That's a depressing thought. "I don't know what that would look like, so … it could be, I suppose."

"Or maybe — wait, what did you mean, 'got much worse again'?"

Cecil tenses. As guilty as he feels, he really doesn't need her to blame him too. "I couldn't have known he would decide to come visit me at the radio station! Or that he would react so badly to station management!"

She's quiet for several seconds, but when she blows up, it's not at him. "Tesla wept, that man is impossible.
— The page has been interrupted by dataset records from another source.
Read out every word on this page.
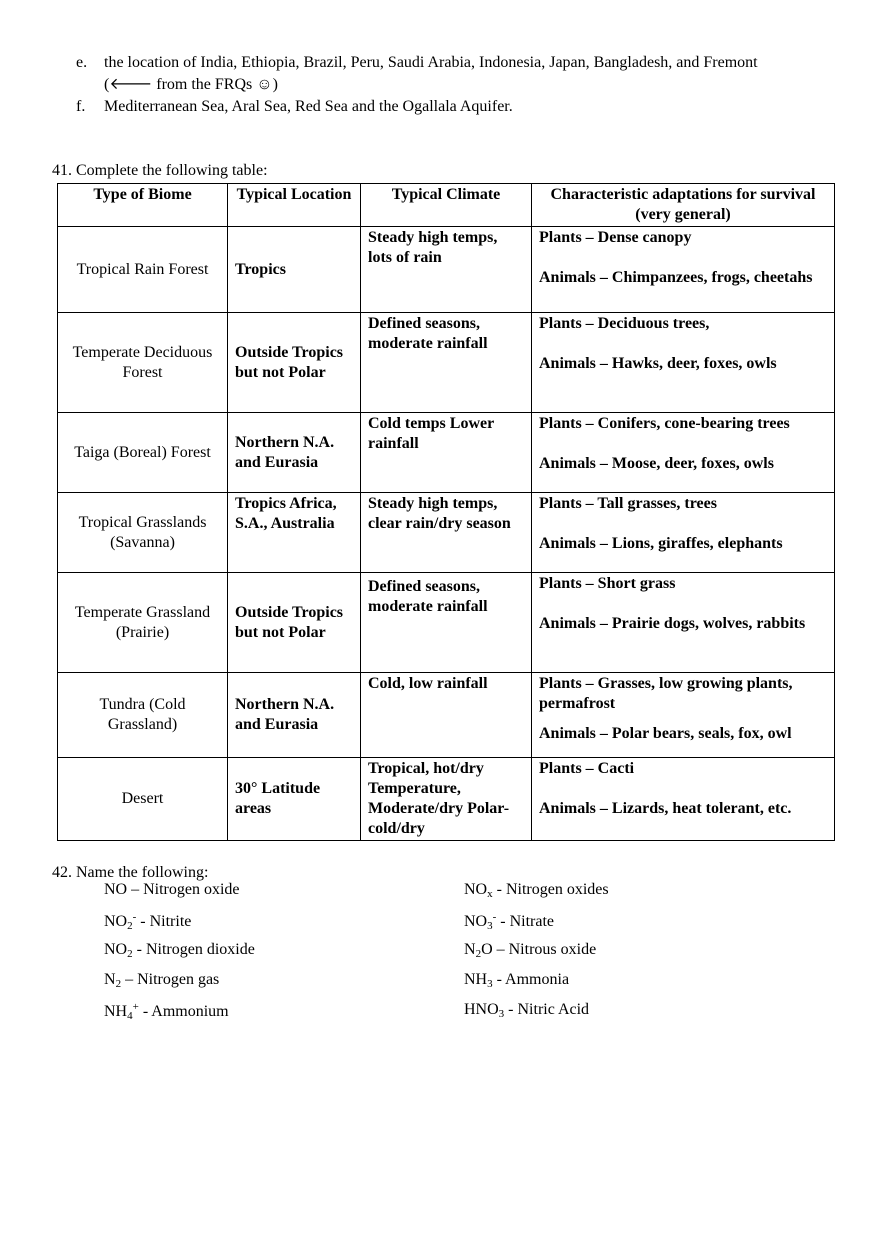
e.	the location of India, Ethiopia, Brazil, Peru, Saudi Arabia, Indonesia, Japan, Bangladesh, and Fremont
(🡐 from the FRQs ☺)
f.	Mediterranean Sea, Aral Sea, Red Sea and the Ogallala Aquifer.
41. Complete the following table:
Type of Biome	Typical Location	Typical Climate	Characteristic adaptations for survival (very general)
Tropical Rain Forest	Tropics	Steady high temps, lots of rain	Plants – Dense canopy
Animals – Chimpanzees, frogs, cheetahs

Temperate Deciduous Forest	Outside Tropics but not Polar	Defined seasons, moderate rainfall	Plants – Deciduous trees,
Animals – Hawks, deer, foxes, owls

Taiga (Boreal) Forest	Northern N.A. and Eurasia	Cold temps Lower rainfall	Plants – Conifers, cone-bearing trees
Animals – Moose, deer, foxes, owls

Tropical Grasslands (Savanna)	Tropics Africa, S.A., Australia	Steady high temps, clear rain/dry season	Plants – Tall grasses, trees
Animals – Lions, giraffes, elephants

Temperate Grassland (Prairie)	Outside Tropics but not Polar	Defined seasons, moderate rainfall	Plants – Short grass
Animals – Prairie dogs, wolves, rabbits

Tundra (Cold Grassland)	Northern N.A. and Eurasia	Cold, low rainfall	Plants – Grasses, low growing plants, permafrost
Animals – Polar bears, seals, fox, owl

Desert	30° Latitude areas	Tropical, hot/dry Temperature, Moderate/dry Polar- cold/dry	Plants – Cacti
Animals – Lizards, heat tolerant, etc.
42. Name the following:
NO – Nitrogen oxide	$NO_x$ - Nitrogen oxides
$NO_2^-$ - Nitrite	$NO_3^-$ - Nitrate
$NO_2$ - Nitrogen dioxide	$N_2O$ – Nitrous oxide
$N_2$ – Nitrogen gas	$NH_3$ - Ammonia
$NH_4^+$ - Ammonium	$HNO_3$ - Nitric Acid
And I know better, I know he wanders off into trouble if you don't sit on him."

Cecil's defensive indignation briefly considers taking Carlos's side, but she's not wrong, so it throws up its hands and stalks off instead. "He doesn't try to get hurt," he tells her, because he does want to be fair.

"No, he's just naturally talented at it. You're not still at the radio station, are you?"
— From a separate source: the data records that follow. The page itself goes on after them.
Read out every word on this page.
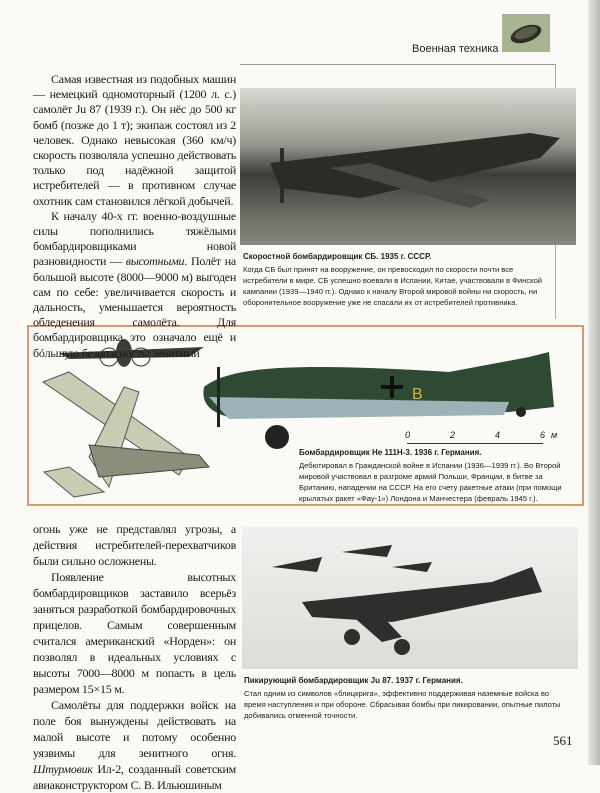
Военная техника

Самая известная из подобных машин — немецкий одномоторный (1200 л. с.) самолёт Ju 87 (1939 г.). Он нёс до 500 кг бомб (позже до 1 т); экипаж состоял из 2 человек. Однако невысокая (360 км/ч) скорость позволяла успешно действовать только под надёжной защитой истребителей — в противном случае охотник сам становился лёгкой добычей.

К началу 40-х гг. военно-воздушные силы пополнились тяжёлыми бомбардировщиками новой разновидности — высотными. Полёт на большой высоте (8000—9000 м) выгоден сам по себе: увеличивается скорость и дальность, уменьшается вероятность обледенения самолёта. Для бомбардировщика это означало ещё и бóльшую безопасность: зенитный

Скоростной бомбардировщик СБ. 1935 г. СССР.
Когда СБ был принят на вооружение, он превосходил по скорости почти все истребители в мире. СБ успешно воевали в Испании, Китае, участвовали в Финской кампании (1939—1940 гг.). Однако к началу Второй мировой войны ни скорость, ни оборонительное вооружение уже не спасали их от истребителей противника.
B
0	2	4	6 м
Бомбардировщик He 111H-3. 1936 г. Германия.
Дебютировал в Гражданской войне в Испании (1936—1939 гг.). Во Второй мировой участвовал в разгроме армий Польши, Франции, в битве за Британию, нападении на СССР. На его счету ракетные атаки (при помощи крылатых ракет «Фау-1») Лондона и Манчестера (февраль 1945 г.).

огонь уже не представлял угрозы, а действия истребителей-перехватчиков были сильно осложнены.

Появление высотных бомбардировщиков заставило всерьёз заняться разработкой бомбардировочных прицелов. Самым совершенным считался американский «Норден»: он позволял в идеальных условиях с высоты 7000—8000 м попасть в цель размером 15×15 м.

Самолёты для поддержки войск на поле боя вынуждены действовать на малой высоте и потому особенно уязвимы для зенитного огня. Штурмовик Ил-2, созданный советским авиаконструктором С. В. Ильюшиным

Пикирующий бомбардировщик Ju 87. 1937 г. Германия.
Стал одним из символов «блицкрига», эффективно поддерживая наземные войска во время наступления и при обороне. Сбрасывая бомбы при пикировании, опытные пилоты добивались отменной точности.
561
The soup is starting to bubble threateningly, so Cecil turns off the heat. "No, I brought him home. I think he's okay now, but he got worse again while we were here, just talking about his phone. I thought he was supposed to be safe here." He tests the soup a few times, partly to quiet his stomach's petitioning but mostly to make sure it's actually edible.
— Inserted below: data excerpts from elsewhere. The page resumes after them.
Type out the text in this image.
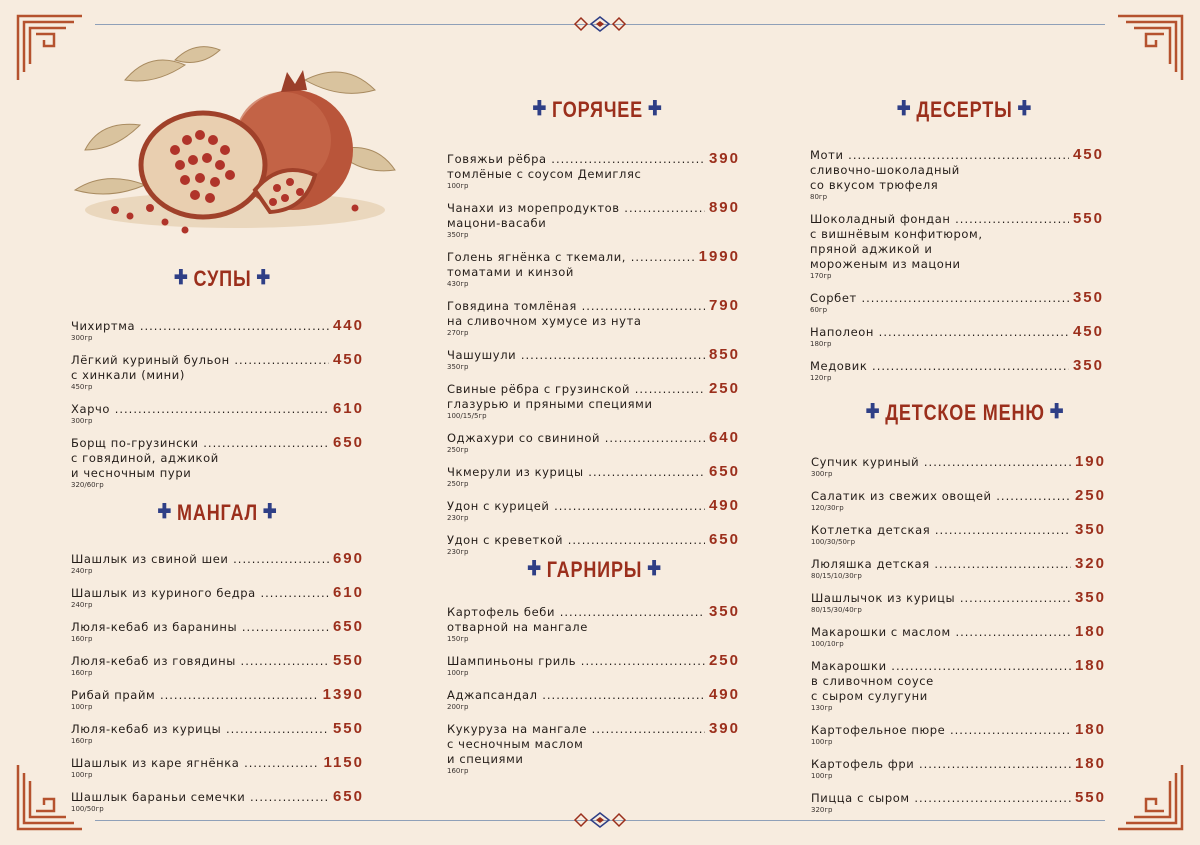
✚ СУПЫ ✚
✚ МАНГАЛ ✚
✚ ГОРЯЧЕЕ ✚
✚ ГАРНИРЫ ✚
✚ ДЕСЕРТЫ ✚
✚ ДЕТСКОЕ МЕНЮ ✚
Чихиртма .....	440
300гр
Лёгкий куриный бульон .....	450
с хинкали (мини)
450гр
Харчо .....	610
300гр
Борщ по-грузински .....	650
с говядиной, аджикой
и чесночным пури
320/60гр
Шашлык из свиной шеи .....	690
240гр
Шашлык из куриного бедра .....	610
240гр
Люля-кебаб из баранины .....	650
160гр
Люля-кебаб из говядины .....	550
160гр
Рибай прайм .....	1390
100гр
Люля-кебаб из курицы .....	550
160гр
Шашлык из каре ягнёнка .....	1150
100гр
Шашлык бараньи семечки .....	650
100/50гр
Говяжьи рёбра .....	390
томлёные с соусом Демигляс
100гр
Чанахи из морепродуктов .....	890
мацони-васаби
350гр
Голень ягнёнка с ткемали, .....	1990
томатами и кинзой
430гр
Говядина томлёная .....	790
на сливочном хумусе из нута
270гр
Чашушули .....	850
350гр
Свиные рёбра с грузинской .....	250
глазурью и пряными специями
100/15/5гр
Оджахури со свининой .....	640
250гр
Чкмерули из курицы .....	650
250гр
Удон с курицей .....	490
230гр
Удон с креветкой .....	650
230гр
Картофель беби .....	350
отварной на мангале
150гр
Шампиньоны гриль .....	250
100гр
Аджапсандал .....	490
200гр
Кукуруза на мангале .....	390
с чесночным маслом
и специями
160гр
Моти .....	450
сливочно-шоколадный
со вкусом трюфеля
80гр
Шоколадный фондан .....	550
с вишнёвым конфитюром,
пряной аджикой и
мороженым из мацони
170гр
Сорбет .....	350
60гр
Наполеон .....	450
180гр
Медовик .....	350
120гр
Супчик куриный .....	190
300гр
Салатик из свежих овощей .....	250
120/30гр
Котлетка детская .....	350
100/30/50гр
Люляшка детская .....	320
80/15/10/30гр
Шашлычок из курицы .....	350
80/15/30/40гр
Макарошки с маслом .....	180
100/10гр
Макарошки .....	180
в сливочном соусе
с сыром сулугуни
130гр
Картофельное пюре .....	180
100гр
Картофель фри .....	180
100гр
Пицца с сыром .....	550
320гр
"And of course the closest thing we have to a resident expert is the one who's out of commission. You haven't even done your show yet, have you? We'll free someone up to come over and keep an eye him so you don't have to spend the whole time wondering if he's turning into a puddle of goo. I mean, it's not like we can stop it, but at least it wouldn't be a mystery."

"Thank you," Cecil says, touched.

"De nada," she says, and he manages to summon the ghost of a smile. "You said he's not in any condition to fight against whatever this is. So we're talking about two separate things — that psychic concussion plus an Obliviate spell or a neuralizer or something, right? I take it that's a bad combination."

"Yes. Well, probably. If his psyche is that badly bruised, it probably can't take the pressure of a compulsion enforcing some obscure and insidious objective."

"How long does that sort of bruising take to clear up?"

"I'm not sure — I think it depends. At least a few days. Probably not a year."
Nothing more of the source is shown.